Five years later, much has changed for the better. The number of states that require a personal finance course in high school will likely rise from five to 10. When our report is issued later this year, it looks like 20 percent of states will earn A’s, while 20 percent will receive either D’s or F’s .
How much students learn about personal finance varies greatly by state, school district and even individual educators.
When it comes to personal finance education, the devil is in the details. For example, we project that around 35 percent of states will earn a B grade, which typically means personal finance content is required to be embedded in another course, like economics. But how much they learn about personal finance varies greatly by state, school district and even individual educators. That’s why we feel a full-semester course focused entirely on personal finance is best.
Shouldn’t every student be required to take 60 hours in personal finance instruction before they incur student loan debt? We know that in four out of five states, such instruction is not required. This is consistent with the Student Voice survey, in which fewer than one in four college students indicate that they learned about money and finances in a high school class.
Whether a state has a requirement or not, higher education should not wait to get involved. The same Student Voice survey found that only one out of 10 students learned about money and finances from their college or university. If high schools are not doing this training, then colleges must give indebted students the tools they need to responsibly manage student loan debt.
Most colleges could not survive and pay their bills without the funding they receive from student loans. Yet, the vast majority of colleges do not provide substantive and mandatory personal finance instruction, especially as it relates to how students should manage their economic burden.
Far too many students only begin to clearly understand the results of their cumulative loan decisions when their loans are in repayment mode—six months after graduation. By then it often is too late.

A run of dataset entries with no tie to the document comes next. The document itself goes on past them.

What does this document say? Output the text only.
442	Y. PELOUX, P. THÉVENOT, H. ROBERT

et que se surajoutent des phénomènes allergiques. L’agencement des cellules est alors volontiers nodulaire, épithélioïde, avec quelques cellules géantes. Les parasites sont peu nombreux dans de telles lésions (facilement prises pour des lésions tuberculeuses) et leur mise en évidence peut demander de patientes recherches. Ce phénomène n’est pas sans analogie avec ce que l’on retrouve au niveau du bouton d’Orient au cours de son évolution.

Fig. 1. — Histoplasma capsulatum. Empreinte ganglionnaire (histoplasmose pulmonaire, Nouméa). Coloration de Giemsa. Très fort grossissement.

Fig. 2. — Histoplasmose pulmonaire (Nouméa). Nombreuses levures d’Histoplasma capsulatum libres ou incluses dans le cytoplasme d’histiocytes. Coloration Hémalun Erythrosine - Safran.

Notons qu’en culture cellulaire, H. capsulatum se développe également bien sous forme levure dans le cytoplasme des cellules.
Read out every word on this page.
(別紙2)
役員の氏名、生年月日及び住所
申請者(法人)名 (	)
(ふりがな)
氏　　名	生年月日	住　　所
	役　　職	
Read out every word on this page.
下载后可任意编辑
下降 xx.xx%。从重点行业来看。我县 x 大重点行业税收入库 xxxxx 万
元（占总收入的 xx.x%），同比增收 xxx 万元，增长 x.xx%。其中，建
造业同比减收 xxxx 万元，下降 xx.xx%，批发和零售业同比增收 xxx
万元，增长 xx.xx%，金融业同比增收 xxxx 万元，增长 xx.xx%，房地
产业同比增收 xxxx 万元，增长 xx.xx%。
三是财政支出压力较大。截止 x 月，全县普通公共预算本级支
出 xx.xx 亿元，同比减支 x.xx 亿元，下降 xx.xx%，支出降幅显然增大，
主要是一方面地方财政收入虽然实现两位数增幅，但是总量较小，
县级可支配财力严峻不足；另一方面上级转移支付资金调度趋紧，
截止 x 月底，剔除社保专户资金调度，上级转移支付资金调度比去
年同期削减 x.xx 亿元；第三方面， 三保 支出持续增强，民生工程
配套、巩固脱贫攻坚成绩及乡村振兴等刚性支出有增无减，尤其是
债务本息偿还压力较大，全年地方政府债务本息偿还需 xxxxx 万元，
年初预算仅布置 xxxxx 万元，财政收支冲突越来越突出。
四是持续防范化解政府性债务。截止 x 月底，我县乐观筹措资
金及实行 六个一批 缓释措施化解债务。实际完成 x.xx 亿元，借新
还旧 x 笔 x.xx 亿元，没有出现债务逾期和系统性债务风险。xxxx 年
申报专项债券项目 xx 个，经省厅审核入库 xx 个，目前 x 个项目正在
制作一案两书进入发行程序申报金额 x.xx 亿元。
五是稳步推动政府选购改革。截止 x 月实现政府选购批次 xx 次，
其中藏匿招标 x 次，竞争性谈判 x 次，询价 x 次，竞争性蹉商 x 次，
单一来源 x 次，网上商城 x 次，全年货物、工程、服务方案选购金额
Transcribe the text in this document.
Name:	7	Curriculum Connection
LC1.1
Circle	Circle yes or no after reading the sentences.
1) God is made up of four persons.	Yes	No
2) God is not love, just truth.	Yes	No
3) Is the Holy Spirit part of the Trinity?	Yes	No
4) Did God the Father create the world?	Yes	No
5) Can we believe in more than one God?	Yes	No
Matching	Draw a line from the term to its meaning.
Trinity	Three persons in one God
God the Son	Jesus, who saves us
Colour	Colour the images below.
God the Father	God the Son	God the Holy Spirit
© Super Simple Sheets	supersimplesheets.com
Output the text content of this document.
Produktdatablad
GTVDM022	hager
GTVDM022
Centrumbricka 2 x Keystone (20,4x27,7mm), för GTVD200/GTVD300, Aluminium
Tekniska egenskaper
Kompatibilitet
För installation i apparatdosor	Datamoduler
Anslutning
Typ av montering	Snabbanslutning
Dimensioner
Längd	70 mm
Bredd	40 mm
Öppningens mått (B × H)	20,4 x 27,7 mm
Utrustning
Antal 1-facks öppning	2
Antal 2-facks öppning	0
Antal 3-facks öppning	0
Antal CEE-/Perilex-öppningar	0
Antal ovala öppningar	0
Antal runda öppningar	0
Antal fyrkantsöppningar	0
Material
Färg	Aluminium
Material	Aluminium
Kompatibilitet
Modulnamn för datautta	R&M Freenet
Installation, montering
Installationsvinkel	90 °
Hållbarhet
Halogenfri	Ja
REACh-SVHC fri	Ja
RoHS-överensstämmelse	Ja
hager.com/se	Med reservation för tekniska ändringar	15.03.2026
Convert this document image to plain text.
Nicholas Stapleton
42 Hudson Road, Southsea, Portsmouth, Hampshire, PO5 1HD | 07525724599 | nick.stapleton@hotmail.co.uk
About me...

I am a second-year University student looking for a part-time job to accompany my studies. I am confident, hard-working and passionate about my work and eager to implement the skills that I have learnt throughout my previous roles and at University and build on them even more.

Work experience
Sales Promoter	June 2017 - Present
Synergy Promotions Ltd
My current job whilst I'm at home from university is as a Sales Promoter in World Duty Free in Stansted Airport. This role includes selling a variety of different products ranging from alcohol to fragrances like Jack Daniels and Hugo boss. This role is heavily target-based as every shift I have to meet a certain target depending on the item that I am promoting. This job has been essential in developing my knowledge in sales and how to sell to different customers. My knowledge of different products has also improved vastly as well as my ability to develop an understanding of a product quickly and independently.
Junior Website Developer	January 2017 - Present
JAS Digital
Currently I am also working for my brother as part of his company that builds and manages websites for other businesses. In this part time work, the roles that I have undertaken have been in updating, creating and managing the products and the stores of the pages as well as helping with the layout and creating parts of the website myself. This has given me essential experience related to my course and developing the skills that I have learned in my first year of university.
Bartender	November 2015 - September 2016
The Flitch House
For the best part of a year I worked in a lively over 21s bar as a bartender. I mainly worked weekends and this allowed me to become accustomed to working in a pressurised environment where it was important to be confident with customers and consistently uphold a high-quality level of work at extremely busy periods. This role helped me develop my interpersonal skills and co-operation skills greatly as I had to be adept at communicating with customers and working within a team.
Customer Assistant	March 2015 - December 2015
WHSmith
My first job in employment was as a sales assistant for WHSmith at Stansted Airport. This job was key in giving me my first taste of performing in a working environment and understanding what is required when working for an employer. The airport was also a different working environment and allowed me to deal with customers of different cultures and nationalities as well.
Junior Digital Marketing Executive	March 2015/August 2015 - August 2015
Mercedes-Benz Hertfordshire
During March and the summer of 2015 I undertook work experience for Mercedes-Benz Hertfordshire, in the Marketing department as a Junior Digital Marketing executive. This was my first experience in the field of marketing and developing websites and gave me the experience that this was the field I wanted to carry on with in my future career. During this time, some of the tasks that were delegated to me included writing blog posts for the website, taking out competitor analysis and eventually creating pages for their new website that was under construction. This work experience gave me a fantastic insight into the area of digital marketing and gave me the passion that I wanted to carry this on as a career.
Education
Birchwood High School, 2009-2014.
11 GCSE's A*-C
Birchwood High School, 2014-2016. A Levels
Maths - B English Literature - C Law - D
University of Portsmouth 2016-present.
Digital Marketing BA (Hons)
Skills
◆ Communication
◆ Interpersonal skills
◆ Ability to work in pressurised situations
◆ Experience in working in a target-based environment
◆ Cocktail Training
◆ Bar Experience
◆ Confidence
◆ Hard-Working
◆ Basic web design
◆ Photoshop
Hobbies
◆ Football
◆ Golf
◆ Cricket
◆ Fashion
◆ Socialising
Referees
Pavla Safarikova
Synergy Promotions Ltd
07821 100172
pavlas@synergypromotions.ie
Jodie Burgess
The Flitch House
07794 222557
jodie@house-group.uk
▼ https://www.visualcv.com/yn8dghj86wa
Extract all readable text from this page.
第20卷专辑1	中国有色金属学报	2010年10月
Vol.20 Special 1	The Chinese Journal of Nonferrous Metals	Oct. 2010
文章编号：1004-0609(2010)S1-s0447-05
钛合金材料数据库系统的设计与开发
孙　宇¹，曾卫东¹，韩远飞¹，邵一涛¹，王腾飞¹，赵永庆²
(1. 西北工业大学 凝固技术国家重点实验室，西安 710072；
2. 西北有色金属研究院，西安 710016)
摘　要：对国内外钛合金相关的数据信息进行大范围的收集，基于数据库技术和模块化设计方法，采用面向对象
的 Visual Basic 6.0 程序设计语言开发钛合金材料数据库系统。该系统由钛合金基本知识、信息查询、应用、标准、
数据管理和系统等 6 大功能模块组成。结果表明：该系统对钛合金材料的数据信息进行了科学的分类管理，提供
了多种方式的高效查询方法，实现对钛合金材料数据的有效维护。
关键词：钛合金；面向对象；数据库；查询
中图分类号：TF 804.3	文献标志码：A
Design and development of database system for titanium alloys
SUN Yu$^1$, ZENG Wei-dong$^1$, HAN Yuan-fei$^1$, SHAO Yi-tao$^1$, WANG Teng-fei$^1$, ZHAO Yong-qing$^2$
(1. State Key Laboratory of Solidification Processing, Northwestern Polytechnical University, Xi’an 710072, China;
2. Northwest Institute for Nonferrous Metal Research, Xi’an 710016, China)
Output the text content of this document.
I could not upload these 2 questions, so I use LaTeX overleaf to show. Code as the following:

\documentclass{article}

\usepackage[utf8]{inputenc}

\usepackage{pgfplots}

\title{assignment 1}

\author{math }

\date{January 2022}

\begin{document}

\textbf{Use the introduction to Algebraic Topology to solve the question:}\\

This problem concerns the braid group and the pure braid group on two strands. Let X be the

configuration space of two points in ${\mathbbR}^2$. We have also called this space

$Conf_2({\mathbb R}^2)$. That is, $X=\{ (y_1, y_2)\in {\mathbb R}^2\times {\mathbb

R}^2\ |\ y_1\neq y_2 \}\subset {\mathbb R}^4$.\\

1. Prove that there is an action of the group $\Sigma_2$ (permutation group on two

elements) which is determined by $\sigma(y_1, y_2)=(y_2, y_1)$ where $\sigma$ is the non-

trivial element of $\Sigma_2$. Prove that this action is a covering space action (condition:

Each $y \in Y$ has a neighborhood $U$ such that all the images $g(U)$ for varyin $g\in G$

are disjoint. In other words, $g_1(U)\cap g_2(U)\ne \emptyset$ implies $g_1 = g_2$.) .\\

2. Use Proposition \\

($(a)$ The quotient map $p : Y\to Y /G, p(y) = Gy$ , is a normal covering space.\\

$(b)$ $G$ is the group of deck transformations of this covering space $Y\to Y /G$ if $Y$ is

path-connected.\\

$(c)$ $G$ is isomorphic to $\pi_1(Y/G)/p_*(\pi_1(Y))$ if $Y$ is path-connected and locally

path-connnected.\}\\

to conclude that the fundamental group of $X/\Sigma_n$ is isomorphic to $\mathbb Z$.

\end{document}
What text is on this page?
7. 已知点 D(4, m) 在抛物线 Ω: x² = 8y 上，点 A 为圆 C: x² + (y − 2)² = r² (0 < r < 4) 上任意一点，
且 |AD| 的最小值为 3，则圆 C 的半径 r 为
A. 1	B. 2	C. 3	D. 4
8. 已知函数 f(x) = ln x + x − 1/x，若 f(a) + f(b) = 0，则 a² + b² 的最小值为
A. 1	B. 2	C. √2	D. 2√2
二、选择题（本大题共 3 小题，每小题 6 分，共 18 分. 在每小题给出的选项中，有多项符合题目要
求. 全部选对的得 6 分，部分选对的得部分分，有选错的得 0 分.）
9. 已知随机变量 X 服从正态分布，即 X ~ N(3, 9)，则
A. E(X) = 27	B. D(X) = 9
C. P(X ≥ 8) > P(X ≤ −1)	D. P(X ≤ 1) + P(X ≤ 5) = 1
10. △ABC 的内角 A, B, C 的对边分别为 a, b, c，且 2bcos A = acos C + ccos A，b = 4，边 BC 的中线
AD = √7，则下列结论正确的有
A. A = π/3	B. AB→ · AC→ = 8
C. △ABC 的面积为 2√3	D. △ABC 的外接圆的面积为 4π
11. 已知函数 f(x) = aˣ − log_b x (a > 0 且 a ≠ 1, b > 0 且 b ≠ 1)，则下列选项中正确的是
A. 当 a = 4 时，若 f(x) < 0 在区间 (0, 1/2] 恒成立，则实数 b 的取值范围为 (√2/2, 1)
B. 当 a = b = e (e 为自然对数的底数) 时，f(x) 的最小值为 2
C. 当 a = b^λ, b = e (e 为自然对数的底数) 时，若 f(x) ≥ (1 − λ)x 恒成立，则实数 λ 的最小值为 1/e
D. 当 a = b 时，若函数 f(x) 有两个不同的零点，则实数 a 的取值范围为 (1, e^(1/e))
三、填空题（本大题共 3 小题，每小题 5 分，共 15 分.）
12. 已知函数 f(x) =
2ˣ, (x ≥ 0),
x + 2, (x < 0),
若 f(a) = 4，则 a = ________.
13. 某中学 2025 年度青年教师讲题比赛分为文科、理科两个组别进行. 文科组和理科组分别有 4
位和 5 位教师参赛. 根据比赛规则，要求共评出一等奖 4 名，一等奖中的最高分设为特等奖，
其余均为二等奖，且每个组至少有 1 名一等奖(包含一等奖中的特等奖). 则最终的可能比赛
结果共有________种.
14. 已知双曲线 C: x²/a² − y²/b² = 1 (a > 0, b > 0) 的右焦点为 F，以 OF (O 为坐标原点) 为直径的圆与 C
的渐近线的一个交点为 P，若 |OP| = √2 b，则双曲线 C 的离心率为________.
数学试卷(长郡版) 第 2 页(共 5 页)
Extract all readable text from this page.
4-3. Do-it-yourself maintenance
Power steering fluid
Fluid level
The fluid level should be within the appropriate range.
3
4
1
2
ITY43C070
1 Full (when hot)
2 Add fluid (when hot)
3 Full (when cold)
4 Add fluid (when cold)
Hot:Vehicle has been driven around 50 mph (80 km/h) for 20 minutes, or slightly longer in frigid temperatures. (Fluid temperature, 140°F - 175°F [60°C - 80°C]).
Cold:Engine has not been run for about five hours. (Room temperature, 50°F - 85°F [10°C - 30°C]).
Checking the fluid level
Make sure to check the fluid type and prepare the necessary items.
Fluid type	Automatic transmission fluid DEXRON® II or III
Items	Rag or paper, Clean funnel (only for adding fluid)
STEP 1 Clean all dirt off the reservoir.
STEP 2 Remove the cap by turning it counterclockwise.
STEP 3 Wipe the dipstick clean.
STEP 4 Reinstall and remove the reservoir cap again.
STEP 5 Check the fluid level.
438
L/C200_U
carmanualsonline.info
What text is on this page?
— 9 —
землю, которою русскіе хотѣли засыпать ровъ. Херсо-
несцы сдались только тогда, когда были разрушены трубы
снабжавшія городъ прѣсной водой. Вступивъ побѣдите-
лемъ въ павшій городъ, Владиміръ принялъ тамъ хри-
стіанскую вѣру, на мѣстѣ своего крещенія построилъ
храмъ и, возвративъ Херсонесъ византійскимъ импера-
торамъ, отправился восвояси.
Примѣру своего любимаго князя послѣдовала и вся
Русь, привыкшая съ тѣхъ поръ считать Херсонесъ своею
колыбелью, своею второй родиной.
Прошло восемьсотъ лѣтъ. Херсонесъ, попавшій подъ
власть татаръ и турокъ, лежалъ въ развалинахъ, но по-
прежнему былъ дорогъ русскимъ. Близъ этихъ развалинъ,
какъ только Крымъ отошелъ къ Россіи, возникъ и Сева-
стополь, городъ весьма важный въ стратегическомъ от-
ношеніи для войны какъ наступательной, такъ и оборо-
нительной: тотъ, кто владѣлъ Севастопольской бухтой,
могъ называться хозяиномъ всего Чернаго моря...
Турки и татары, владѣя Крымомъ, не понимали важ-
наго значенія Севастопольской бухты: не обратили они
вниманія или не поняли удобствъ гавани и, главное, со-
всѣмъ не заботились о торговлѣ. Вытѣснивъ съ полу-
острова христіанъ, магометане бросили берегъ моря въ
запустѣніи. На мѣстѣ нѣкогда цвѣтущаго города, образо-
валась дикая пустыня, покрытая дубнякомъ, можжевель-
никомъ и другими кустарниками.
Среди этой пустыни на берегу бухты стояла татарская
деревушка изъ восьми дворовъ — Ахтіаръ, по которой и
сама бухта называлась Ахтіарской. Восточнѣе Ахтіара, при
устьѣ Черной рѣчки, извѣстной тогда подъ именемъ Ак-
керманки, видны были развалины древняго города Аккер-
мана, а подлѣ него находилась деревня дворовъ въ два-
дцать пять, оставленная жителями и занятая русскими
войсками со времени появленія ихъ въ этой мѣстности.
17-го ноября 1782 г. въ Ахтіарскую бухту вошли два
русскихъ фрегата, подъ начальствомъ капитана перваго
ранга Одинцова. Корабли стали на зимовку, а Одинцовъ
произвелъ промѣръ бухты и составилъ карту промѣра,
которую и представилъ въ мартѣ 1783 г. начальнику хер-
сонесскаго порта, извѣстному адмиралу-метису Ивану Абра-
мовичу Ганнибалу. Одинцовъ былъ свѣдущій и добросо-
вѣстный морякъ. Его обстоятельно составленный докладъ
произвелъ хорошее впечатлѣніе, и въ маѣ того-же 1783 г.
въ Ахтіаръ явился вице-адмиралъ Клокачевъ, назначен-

The government requires that colleges provide student loan counseling to first-time federal student loan borrowers. A website provided by the US Department of Education offers personal finance instruction, and all colleges require new students to use this online educational tool prior to obtaining their first loans.
Sadly, the next time students likely think about finances is at graduation. Theoretically, they would go to the same government website or receive a brochure that provides information on how to repay student loans. But the evidence is clear that the process is viewed by colleges as a compliance obligation and by students as a graduation formality.
Given this background, it is not surprising that in 2019, in response to a request from the US Congress, the Financial Literacy Education Commission (comprised of 23 US government agencies, departments, etc.) issued a report that stated, “The FLEC recommends that institutions of higher education mandatory financial literacy coursesdeploy well-trained peer educators, integrate financial literacy into core curricula, and communicate with students about financial topics more often than during required entrance and exit counseling” (emphasis added).
I am proud to be affiliated with Champlain College, where all undergraduates are required to participate in personal finance instruction before graduating. It is the right thing to do.
In sum, the obligations around college loans shouldn’t just be shouldered by students alone. A combination of mandatory, substantive personal finance education in every high school and college is necessary. Sadly, such education offerings are often unavailable or not required. Shockingly, the Student Voice survey also revealed that more than two out of three students are not sure if their college even offers personal finance instruction. This needs to change.